Bab 26

0 0 0
                                    


~

Pagi telah tiba. Sang fajar sudah memunculkan sinarnya. Melalui celah-celah jendela, cahayanya masuk. Hawa dingin yang timbul ketika embun itu masih berjatuhan, pasti membuat siapa saja enggan beranjak dari tempat ternyaman.

Namun berbeda dengan laki-laki berusia 17 tahun ini. Ia sudah memasak sarapan. Ia melakukannya sendiri. Enggan membangunkan sang adik.

Ia lakukan itu agar hubungannya dengan sang adik membaik. Ia tidak suka bermarahan lama-lama. Karena Ia sadar, mereka ini hanya hidup berdua, jadi tidak lah nyaman jika bertengkar terlalu lama.

Keringat dingin terus bercucuran, dengan badan yang kedinginan. Telapak tangan dan kaki yang tak terlindungi apapun, sangat dingin. Sedangkan tubuhnya sudah memakai jaket tebal. Namun tetap saja rasa dingin itu masih dominan.

Ia masih mengepel lantai ruang tamu, dan rasa nyeri itu pun datang menyerangnya. Reflek, tangan kanan memegang letak kesakitannya. Ia sampai membungkuk merasakan nyeri itu. Kemudian Ia memilih duduk di sofa. Ia harus istirahat sejenak, tidak boleh memaksakan tubuhnya yang semakin lemah.

Harusnya, sesuai anjuran dokter, Ia harus di rawat inap. Tapi Reyhan tidak mau, sebab sebentar lagi akan ada ujian kelulusan.

Tangan kanan itu masih setia memegang pinggangnya. Matanya terpejam dan bersandar pada sandaran sofa. Ia mencoba mengatur nafasnya yang memburu.

Suara langkah kaki membuatnya membuka mata dengan tergesa. Ia segera menoleh ke belakang. Kemudian senyum nya terbit kala melihat sang adik sedang turun tangga.

"Rai!" Ujarnya senang.

Ia segera berdiri, dan melupakan rasa nyeri itu. Alhasil Ia kembali terduduk dan meringis pelan. Kemudian, Ia berdiri lagi tapi dengan sangat pelan. Ia juga berjalan pelan.

Raina hanya melirik sekilas melihat sang abang yang kesakitan. Ia mengambil piring dan memakan makanan yang telah disiapkan Reyhan dimeja, tanpa memperdulikan Reyhan yang menahan ringisan.

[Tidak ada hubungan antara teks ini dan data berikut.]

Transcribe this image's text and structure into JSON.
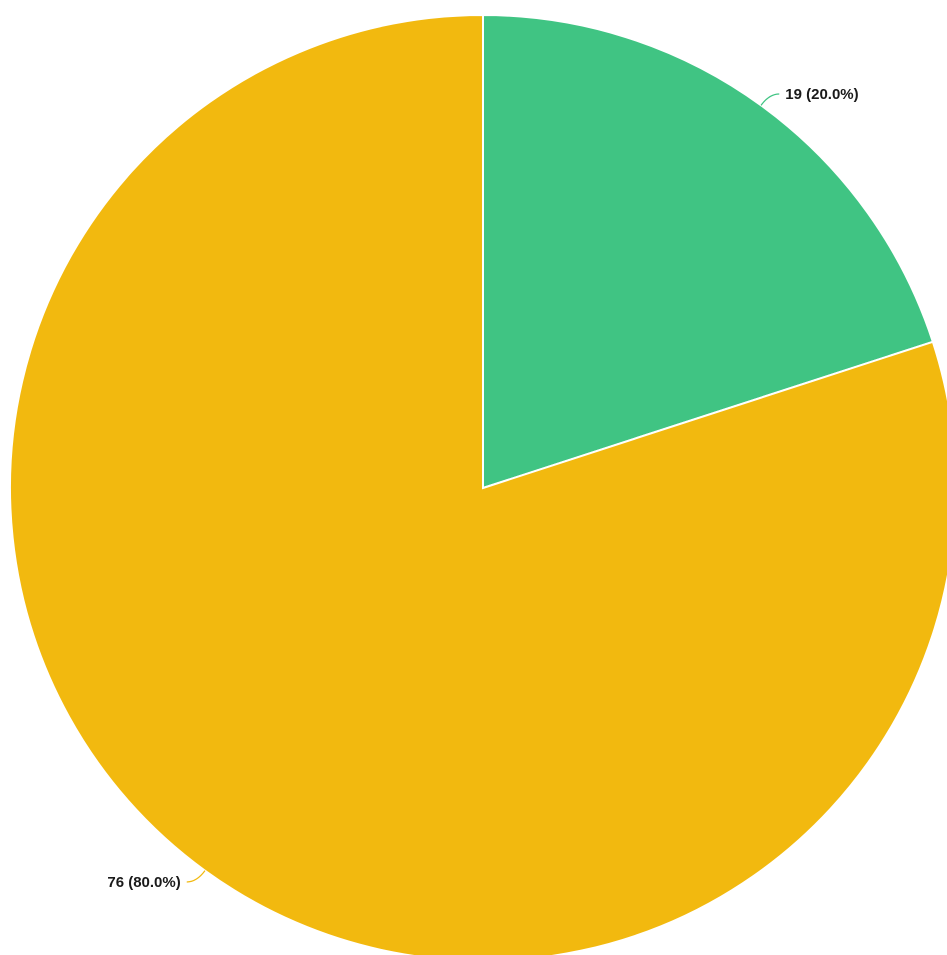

"Enak Rai?" Tanya Reyhan penuh harap. Pandangan nya menatap Raina penuh binar. Ia harap adiknya akan memperhatikan.

Raina tak menjawab Ia fokus pada makanannya. Seolah tak menganggap Reyhan ada.

Pandangan binar Reyhan berganti sendu kala Raina tak memperhatikannya. Ia tersenyum kecut. Ini semua salahnya.

Dengan tangan sedikit bergetar, Ia mengambil makanannya. Kemudian memakan nya sendiri. Walaupun setelah ditelan nasi itu ingin keluar lagi.

Sungguh, akhir-akhir ini Ia merasa dirinya semakin lemah. Gampang sekali kelelahan. Bahkan jadwal HD nya diperbanyak menjadi 3x seminggu. Tadinya hanya 2x seminggu.

Raina dengan cepat menghabiskan makanannya. Setelah itu, Ia membersihkan piring nya sendiri. Kemudian mengambil pel yang masih berada di ruang tamu. Dan melanjutkan pekerjaan Reyhan yang sempat tertunda.

Reyhan hanya diam menyaksikan. Ia tidak berani melarang. Toh Ia juga sedang fokus makan agar benar-benar tertelan.

Baru beberapa suap saja, Reyhan sudah tidak sanggup. Ia segera mengambil minumnya, meneguknya hingga habis. Kemudian Ia berdiri, mengisi kembali gelas tersebut.

"Rai, gue kekamar dulu ya. Mau minum obat." Ucapnya keras dengan sedikit getaran pada suaranya. Seperti orang yang panik.

Apapun yang ada, Reyhan jadikan alat bantu untuk menopang tubuh nya. Hingga sampai kamarnya, Ia segera duduk di sisi ranjang nya. Kemudian meletakkan segelas air minum yang Ia bawa diatas nakas.

Setelah itu Reyhan meminum obatnya dan segera mengatur nafasnya yang terasa sesak. Ia menatap bingkai foto yang selalu Ia pajang di atas nakas samping ranjang nya.